II a fallu un demi-siècle pour abroger la loi de 1920 contre l'avortement. Plus d'une génération pour institutionnaliser la contraception. Le tout, même dans la demi-mesure, arraché de haute lutte. Mais, au bout du compte, qu'est-ce qui se trouve modifié dans la sexualité du corps social où nous vivons ? Nous sommes en train de passer d'un régime familial à un autre : un nouveau rétrécissement de la cellule familiale au couple conjugal. Et un couple conjugal non plus définitif, mais à répétition, à travers des monogamies successives aménagées par le divorce.
Dans une économie de l'échange marchand aussi mobile que la nôtre, où l'on institutionnalise le recyclage, le changement d'emploi, de région, la cellule de base qu'est la famille doit à son tour se rendre apte au changement. Un corps social où les marchandises circulent de plus en plus, un corps social tout entier stimulé par la consommation incite à son tour à la dépense sexuelle : mais une dépense calquée sur le régime économique, bref une économie sexuelle de contrat, marchande et de spectacle.

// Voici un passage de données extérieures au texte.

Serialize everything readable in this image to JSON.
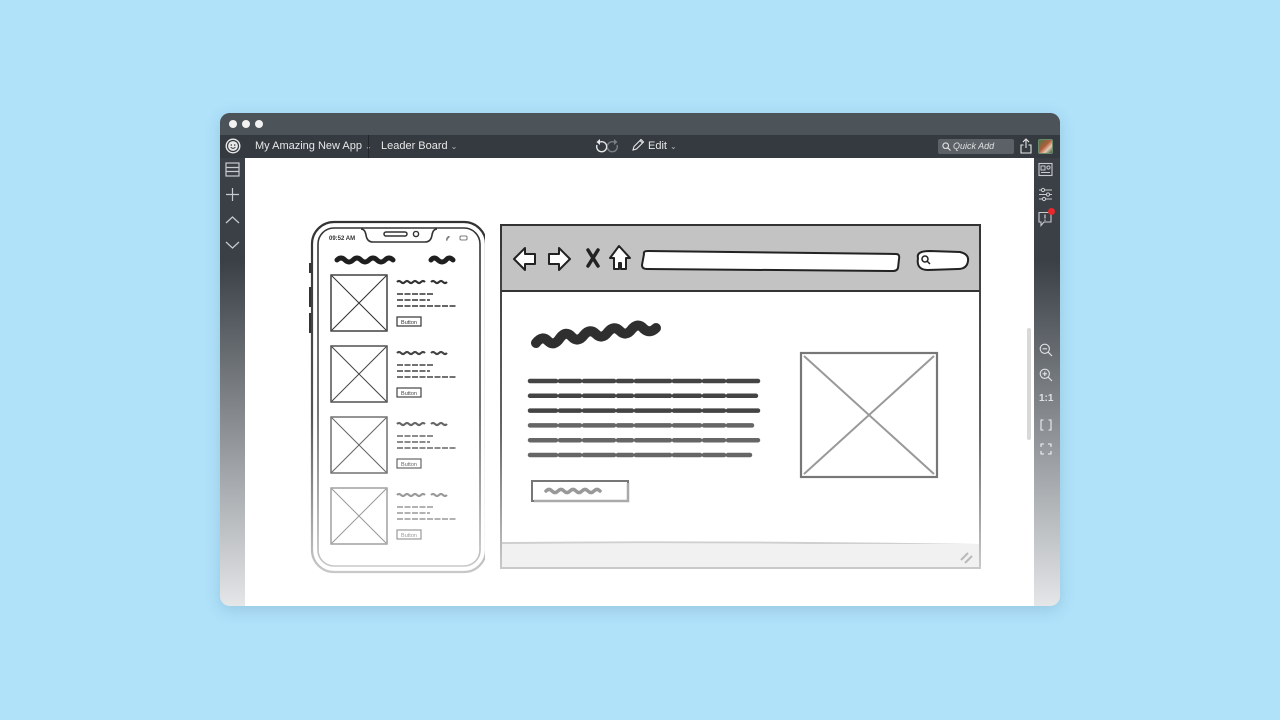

Le mariage et l'adultère, la prostitution et la pornographie, demeurent les ressorts majeurs du régime sexuel bourgeois. Là où ! Il y a changement, c'est dans la gestion de ce régime ; une hygiène sexuelle aménageant le maximum d'ouvertures, capable de maintenir en vie le couple conjugal, son plaisir, son bonheur. Le familialisme rigide et puritain s'efface au profit d'une conjugalité tolérante, supportant les à-côtés, à condition de les réglementer. L'homosexualité passe à RTL, dans Marie Claire, ou dans Elle, pourvu qu'elle respecte le couple et la durée.

le rempart conjugal

Mais que recouvre la morale conjugale ? La famille au sens plein s'est vidée de son contenu parce que toute une série de fonctions traditionnelles sont désormais remplies par l'Etat. Le contrôle social passe par d'autres relais : l'instituteur, le médecin, l'assistante sociale, l'avocat, le juge. La gestion proprement dite des enfants n'appartient plus à la famille. C'est l'école qui oriente, qui sélectionne. Mais reprenons l'exemple de l'avortement qui vient d'être légalisé. Les femmes ne sont toujours pas libres de leur décision. Les hôpitaux leur sont-ils ouverts ? Sous réserve que le directeur et le conseil d'administration n'aient pas refusé le principe d'une telle intervention dans leurs locaux. De plus, aucun médecin n'est tenu de pratiquer, et il faut une confirmation écrite de la femme après plusieurs consultations médicales aptes à juger. Toutes ces démarches organisent la discrimination, les liens avec la médecine n'étant pas les mêmes pour tous et se hiérarchisant selon les clauses. L'essentiel est là, le code des décisions institutionnelles maintient clairement le modèle patriarcal que la morale de tolérance peut relâcher : l'affaire de l'hôpital de Rouen où le médecin Duval refuse un avortement parce qu'il obéit à ses yeux à « une convenance personnelle » (janvier à avril 1975) l'indiqua assez. De même l'affaire d'Aix-en-Provence : une apprentie coiffeuse doit avoir recours au MLAC pour un avortement ; elle ne peut s'adresser directement à l'hôpital. Mineure, elle ne dispose pas du consentement de ses parents. Ceux-ci portent plainte (début novembre 1975).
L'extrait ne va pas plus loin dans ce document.